II Edición

Curso 2005 - 2006

Alejandro Quintana

Ochenta y ocho teclas

Mª Lourdes García Trigo, 16 años

                 Colegio Entreolivos (Sevilla)  

    Negro, brillante, impecable, dormía silencioso en el espléndido salón. Sus cuerdas, perfectamente tensadas, el martillo unido a la tecla, preparado. Debajo de la tapa, teclas blancas inmaculadas, negras mate, aguardando una mano firme y a la vez dulce que las haga bailar, moverse, brincar y percutir las cuerdas para que su sonido se escape y penetre en los oídos de los despistados oyentes. Un reloj da tres campanadas y el silencio envuelve de nuevo el dormido salón.

    Los años pasaron. Tormentas, lluvias, calores y nieves se sucedieron y cubrieron de polvo el preciado instrumento. El negro brillante apenas se veía. Las cuerdas, cansadas de esperar, se aflojaron. Bruscos cambios de temperatura resquebrajaron la madera. El piano se agrietó, pero ahí seguía él, firme, guardando el inmenso salón. Esperando, siempre esperando.

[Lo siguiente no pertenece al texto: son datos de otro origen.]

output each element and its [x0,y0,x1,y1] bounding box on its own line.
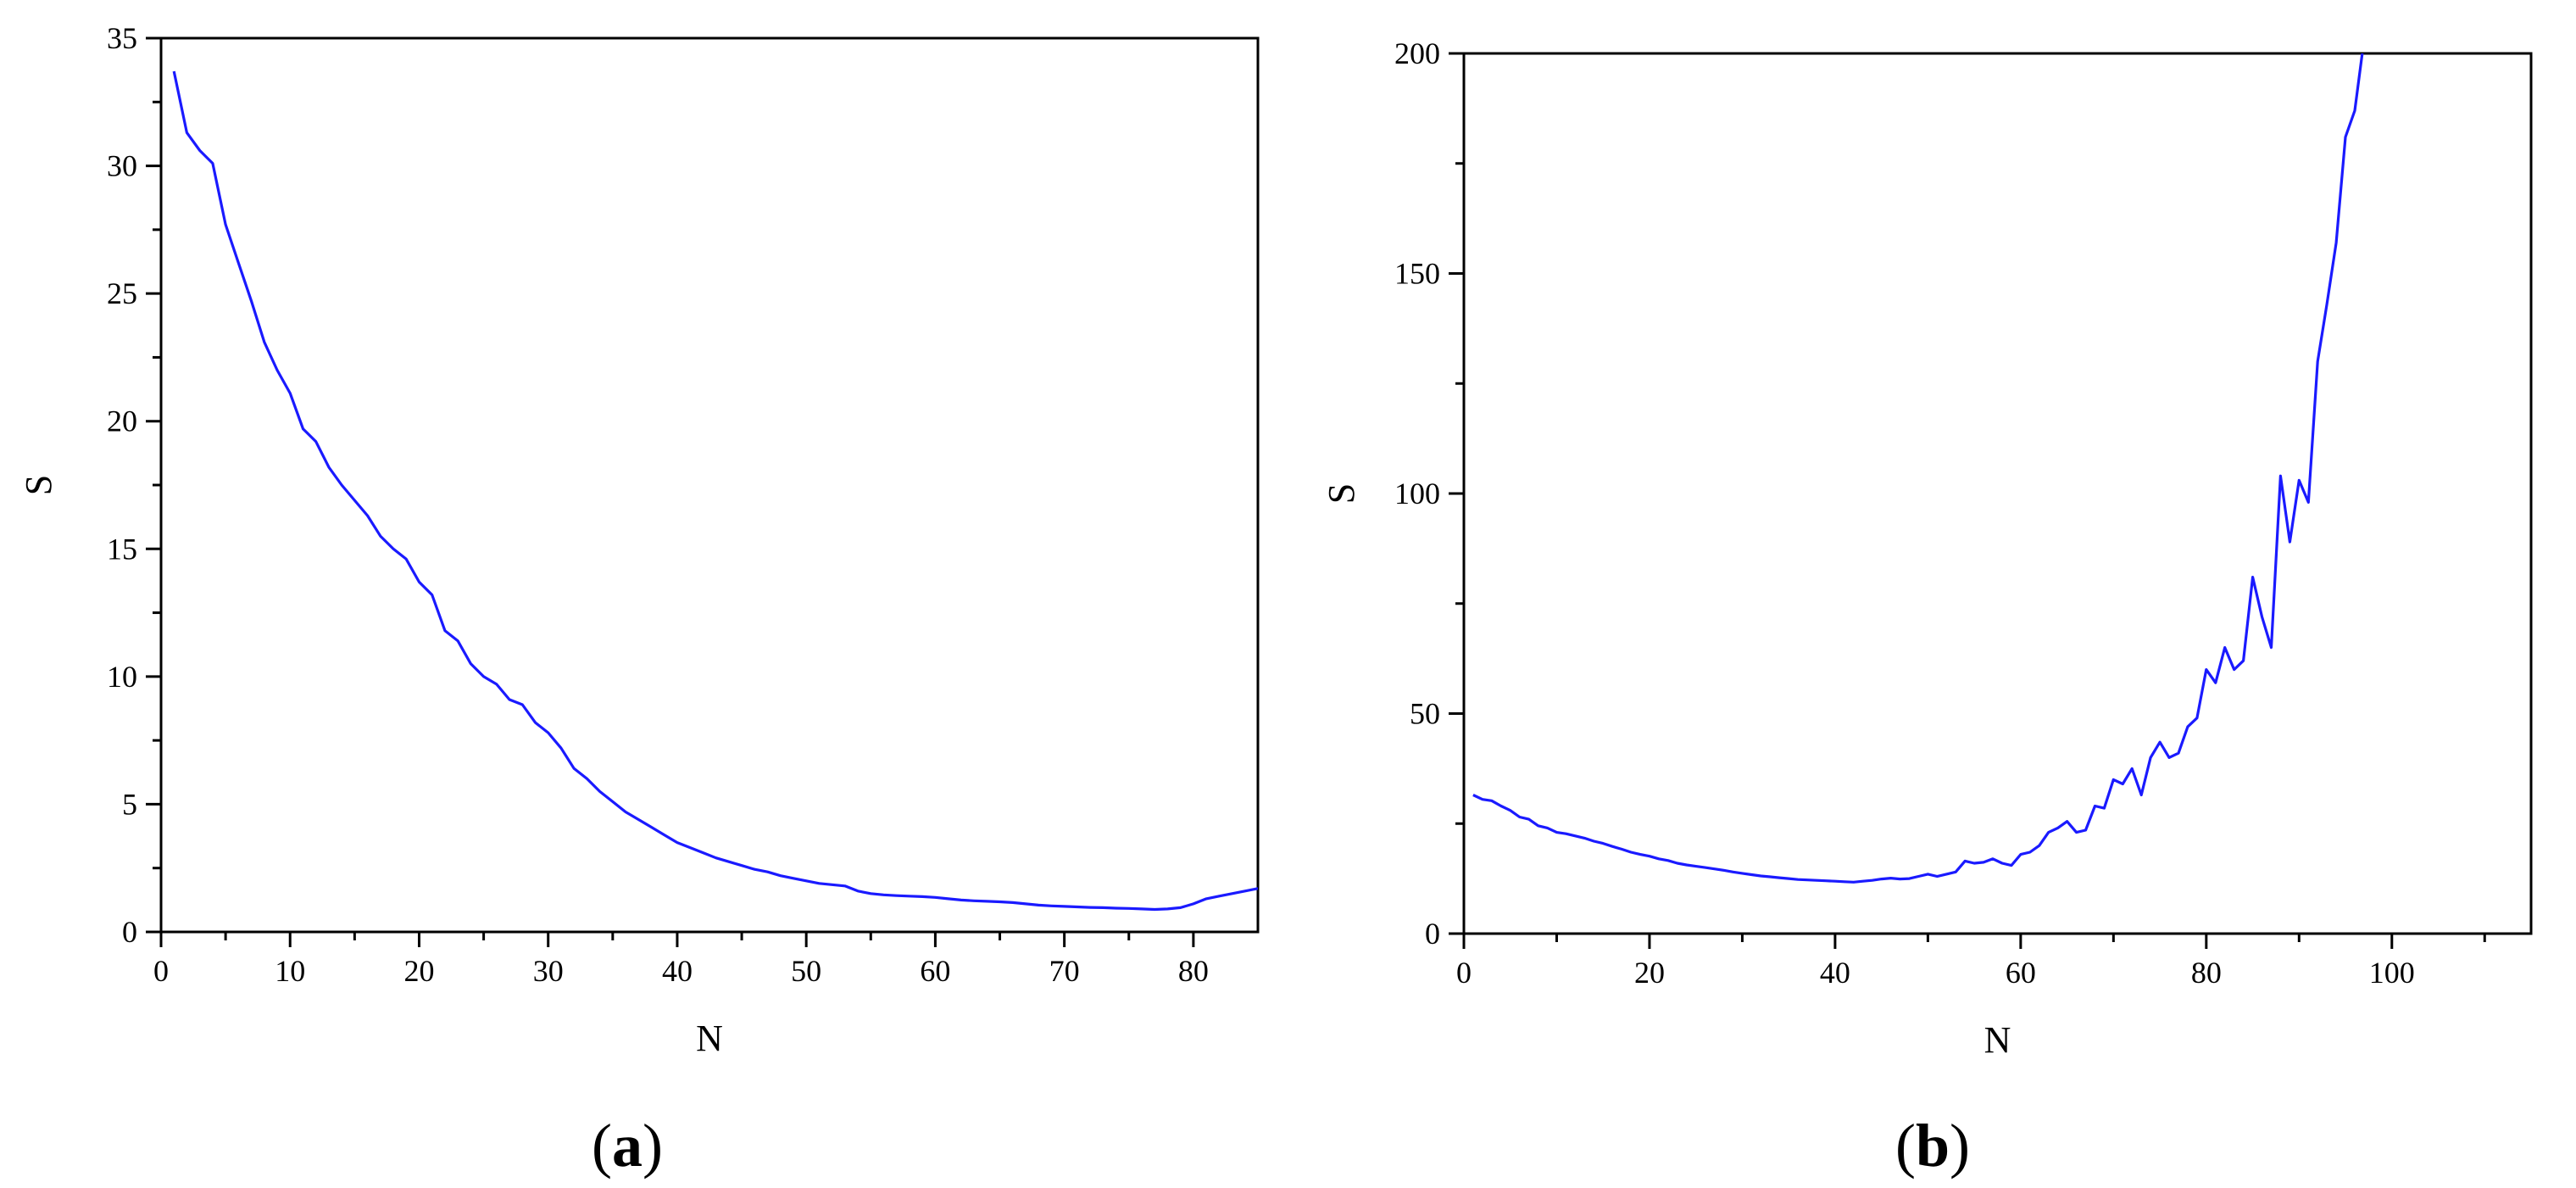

    Y, por fin, aquel día llegó. Un gritito infantil rompió el ancestral silencio. Los muebles crujieron inesperadamente, como despertando de un profundo sueño. Una nube de polvo cayó de la puerta al abrirse. En el umbral apareció una pequeña figura. Se adentró en el salón, temblorosa. Grandes cuadros con marcos dorados la observaban a través de gruesas capas de polvo. Su mirada chocó con el inmenso piano negro. Se acercó a él y subió con dificultad a la banqueta. Sus piececitos no llegaban al suelo. La niña abrió lentamente la tapa del piano. Sus ojos se abrieron de asombro al ver las teclas ante ella. Todas, ochenta y ocho, negras y blancas. Las acarició y apoyó, inocente e inconscientemente, un dedo regordete sobre una de ellas. El antiguo mecanismo se puso en marcha tras un crujido, y una cuerda mal tensada vibró. Desapareció todo el miedo en el semblante de la niña. Alegre, risueña, alternaba dedos para descubrir nuevos sonidos entre las teclas. El anciano piano había despertado.

    Desde mi terraza la oigo todavía. Han pasado muchos años. Aquella niña creció sin separarse del piano. Ni siquiera lo afinó. Ahora, con el pelo canoso y las articulaciones cansadas sigue probando distintos sonidos, extravagantes combinaciones sobre el destemplado piano. Sus claros ojos han dejado de ver las teclas. Pero, cosa extraña, todavía la veo sonreír con inocencia de niña pequeña.